In the case of the Axelrod-style simulations of the “evolution of the social contract” discussed in the previous section it seemed that too much attention was spend on the construction of models and too little attention on whether the models are adequate. But when looking at Skyrms treatment of the social contract one may easily get the impression that he has never thought about the subject matter in question at all. At this point, however, it might be asked if Skyrms really wanted to tell us anything about the social contract, or if he just wanted to show how some of the metaphors from the political philosophy of enlightment could be represented by game theoretical models without any specific claim about their applicability in any (including the original) context. But then, he explicitly relates his models to the social contract. If this is to be taken serious then the severe misunderstandings that result can only be due to the fact that he perceives his subject matter exclusively through the narrow lens of his own models.

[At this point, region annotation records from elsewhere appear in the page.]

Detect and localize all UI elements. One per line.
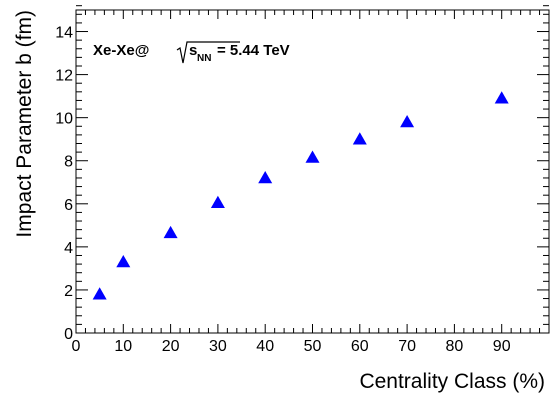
x-tick-label: 30 (209, 338, 227, 355)
data-point (352, 132, 367, 145)
data-point (116, 254, 131, 268)
y-tick-label: 10 (55, 111, 73, 128)
data-point (258, 170, 273, 184)
x-tick-label: 10 (114, 338, 132, 355)
y-tick-label: 12 (55, 68, 73, 85)
y-tick-label: 0 (64, 326, 73, 343)
data-points (92, 91, 509, 300)
x-tick-label: 80 (446, 338, 464, 355)
annotation-sqrt-s: s (189, 42, 197, 59)
data-point (92, 287, 107, 300)
annotation-system: Xe-Xe@ (93, 42, 149, 59)
annotation-energy: = 5.44 TeV (217, 42, 290, 59)
y-tick-label: 4 (64, 240, 73, 257)
x-tick-label: 40 (256, 338, 274, 355)
x-tick-label: 0 (72, 338, 81, 355)
y-tick-label: 8 (64, 154, 73, 171)
data-point (305, 150, 320, 163)
x-tick-label: 70 (398, 338, 416, 355)
x-tick-label: 20 (162, 338, 180, 355)
sqrt-icon (176, 41, 240, 64)
annotation-sqrt-subscript: NN (197, 53, 211, 64)
data-point (494, 91, 509, 104)
data-point (210, 195, 225, 208)
x-axis-title: Centrality Class (%) (359, 370, 545, 393)
x-tick-label: 60 (351, 338, 369, 355)
annotation: Xe-Xe@ s NN = 5.44 TeV (93, 41, 290, 64)
data-point (163, 225, 178, 239)
y-tick-label: 6 (64, 197, 73, 214)
y-tick-label: 14 (55, 25, 73, 42)
x-tick-label: 50 (304, 338, 322, 355)
y-axis-title: Impact Parameter b (fm) (13, 10, 36, 238)
data-point (400, 114, 415, 128)
axes: 0 10 20 30 40 50 60 70 80 90 0 2 4 6 8 10 12 14 (55, 5, 550, 355)
x-tick-label: 90 (493, 338, 511, 355)
y-tick-label: 2 (64, 283, 73, 300)
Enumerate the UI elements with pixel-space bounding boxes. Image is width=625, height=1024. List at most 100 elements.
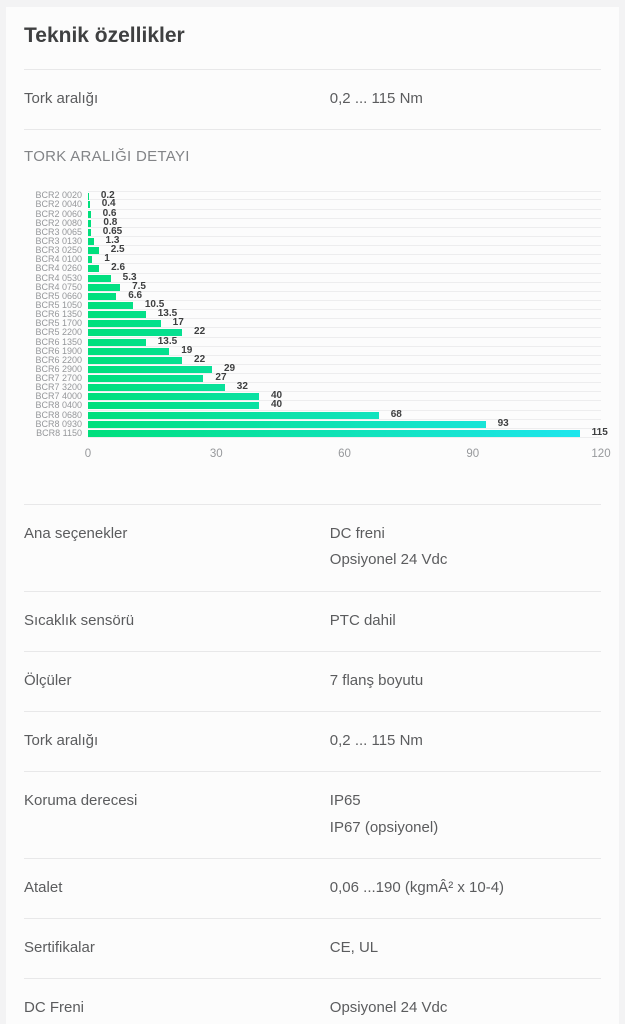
- chart-row: BCR3 0130 1.3: [24, 235, 601, 247]
- chart-value-label: 68: [390, 408, 402, 420]
- spec-value-line: IP65: [329, 792, 361, 810]
- chart-row: BCR4 0530 5.3: [24, 272, 601, 283]
- chart-x-tick: 60: [338, 448, 351, 461]
- chart-row: BCR5 1050 10.5: [24, 298, 601, 311]
- chart-bar: [88, 283, 121, 291]
- divider: [24, 857, 601, 859]
- spec-value-line: CE, UL: [329, 939, 379, 957]
- spec-row: DC Freni Opsiyonel 24 Vdc: [24, 979, 601, 1024]
- chart-bar: [88, 393, 259, 401]
- chart-category-label: BCR4 0100: [35, 254, 82, 265]
- chart-value-label: 22: [194, 353, 206, 365]
- chart-row: BCR4 0100 1: [24, 253, 601, 265]
- chart-value-label: 13.5: [157, 335, 178, 347]
- chart-row: BCR6 1900 19: [24, 344, 601, 356]
- chart-bar: [88, 228, 91, 236]
- spec-row: Ana seçenekler DC freni Opsiyonel 24 Vdc: [24, 505, 601, 591]
- chart-gridline-track: 13.5: [88, 308, 601, 320]
- chart-category-label: BCR5 1050: [35, 299, 82, 310]
- chart-category-label: BCR2 0040: [35, 199, 82, 210]
- chart-value-label: 1: [104, 253, 110, 265]
- chart-bar: [88, 375, 204, 383]
- spec-value: 0,2 ... 115 Nm: [329, 90, 423, 107]
- chart-row: BCR7 4000 40: [24, 390, 601, 402]
- spec-row: Atalet 0,06 ...190 (kgmÂ² x 10-4): [24, 859, 601, 918]
- spec-label: Sıcaklık sensörü: [24, 611, 135, 629]
- divider: [24, 650, 601, 652]
- chart-value-label: 40: [270, 399, 283, 411]
- chart-gridline-track: 1: [88, 253, 601, 265]
- spec-value-line: 0,2 ... 115 Nm: [329, 732, 423, 750]
- chart-value-label: 22: [194, 326, 206, 338]
- chart-gridline-track: 22: [88, 326, 601, 338]
- divider: [24, 504, 601, 506]
- spec-value-line: Opsiyonel 24 Vdc: [329, 999, 448, 1017]
- chart-row: BCR6 1350 13.5: [24, 308, 601, 320]
- chart-row: BCR2 0040 0.4: [24, 198, 601, 210]
- chart-gridline-track: 32: [88, 381, 601, 393]
- spec-value-line: IP67 (opsiyonel): [329, 818, 439, 836]
- chart-row: BCR5 0660 6.6: [24, 290, 601, 301]
- chart-category-label: BCR5 2200: [35, 327, 82, 338]
- chart-row: BCR3 0250 2.5: [24, 244, 601, 256]
- chart-bar: [88, 320, 161, 328]
- divider: [24, 918, 601, 920]
- chart-bar: [88, 365, 212, 373]
- chart-category-label: BCR6 1350: [35, 309, 82, 320]
- torque-range-chart: BCR2 0020 0.2 BCR2 0040 0.4 BCR2 0060 0.6 BCR2…: [24, 190, 610, 504]
- spec-label: Tork aralığı: [24, 90, 99, 107]
- chart-gridline-track: 2.6: [88, 262, 601, 274]
- chart-bar: [88, 301, 133, 309]
- chart-gridline-track: 0.6: [88, 207, 601, 219]
- chart-x-tick: 0: [84, 448, 92, 461]
- chart-bar: [88, 311, 146, 319]
- chart-value-label: 19: [181, 344, 193, 356]
- divider: [24, 978, 601, 980]
- chart-value-label: 0.65: [102, 225, 123, 237]
- chart-row: BCR5 1700 17: [24, 317, 601, 329]
- chart-value-label: 40: [270, 390, 283, 402]
- chart-value-label: 17: [172, 317, 184, 329]
- chart-bar: [88, 219, 92, 227]
- spec-label: Ölçüler: [24, 671, 72, 689]
- chart-value-label: 27: [215, 372, 227, 384]
- chart-category-label: BCR7 3200: [35, 382, 82, 393]
- chart-category-label: BCR5 0660: [35, 290, 82, 301]
- divider: [24, 69, 601, 70]
- chart-value-label: 10.5: [144, 298, 165, 310]
- spec-row: Sertifikalar CE, UL: [24, 919, 601, 978]
- chart-category-label: BCR8 1150: [36, 427, 82, 438]
- chart-bar: [88, 402, 259, 410]
- chart-category-label: BCR7 4000: [35, 391, 82, 402]
- chart-bar: [88, 265, 100, 273]
- chart-bar: [88, 347, 170, 355]
- chart-gridline-track: 7.5: [88, 281, 601, 292]
- spec-label: Ana seçenekler: [24, 525, 128, 543]
- spec-value: Opsiyonel 24 Vdc: [330, 995, 601, 1021]
- chart-row: BCR2 0060 0.6: [24, 207, 601, 219]
- chart-bar: [88, 237, 94, 245]
- chart-category-label: BCR6 1350: [35, 336, 82, 347]
- chart-section-title: TORK ARALIĞI DETAYI: [24, 148, 190, 166]
- chart-value-label: 0.6: [102, 207, 117, 219]
- chart-value-label: 93: [497, 417, 509, 429]
- chart-value-label: 0.2: [100, 190, 115, 202]
- chart-bar: [88, 256, 93, 264]
- spec-value: PTC dahil: [330, 608, 601, 634]
- chart-bar: [88, 411, 379, 419]
- chart-bar: [88, 201, 90, 209]
- spec-label: Tork aralığı: [24, 732, 99, 750]
- spec-row: Ölçüler 7 flanş boyutu: [24, 652, 601, 711]
- chart-category-label: BCR3 0130: [35, 235, 82, 246]
- chart-value-label: 32: [236, 381, 248, 393]
- page-title: Teknik özellikler: [24, 24, 185, 47]
- chart-value-label: 115: [591, 426, 608, 438]
- spec-value: IP65 IP67 (opsiyonel): [330, 788, 601, 841]
- chart-bar: [88, 338, 146, 346]
- chart-rows: BCR2 0020 0.2 BCR2 0040 0.4 BCR2 0060 0.6 BCR2…: [24, 190, 608, 439]
- chart-x-tick: 30: [209, 448, 223, 461]
- chart-row: BCR8 0930 93: [24, 417, 601, 429]
- spec-row: Tork aralığı 0,2 ... 115 Nm: [24, 712, 601, 771]
- chart-bar: [88, 384, 225, 392]
- chart-gridline-track: 10.5: [88, 298, 601, 311]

To give a name to the narrowing of perception or, rather, imagination as a result of the exclusive occupation with the technical aspects of formal modelling, I propose to call it “ model think”. “Model think” occurs when we conceive reality only through one specific brand of models and when we let other possibilities of conceiving reality escape our attention just because they cannot properly be represented with this brand of models.
 This is not to say that it is never useful to replace metaphors by models, for the epistemological strength of a model can - if the subject matter in question permitts - be increased, while that of a literal or poetical metaphor cannot.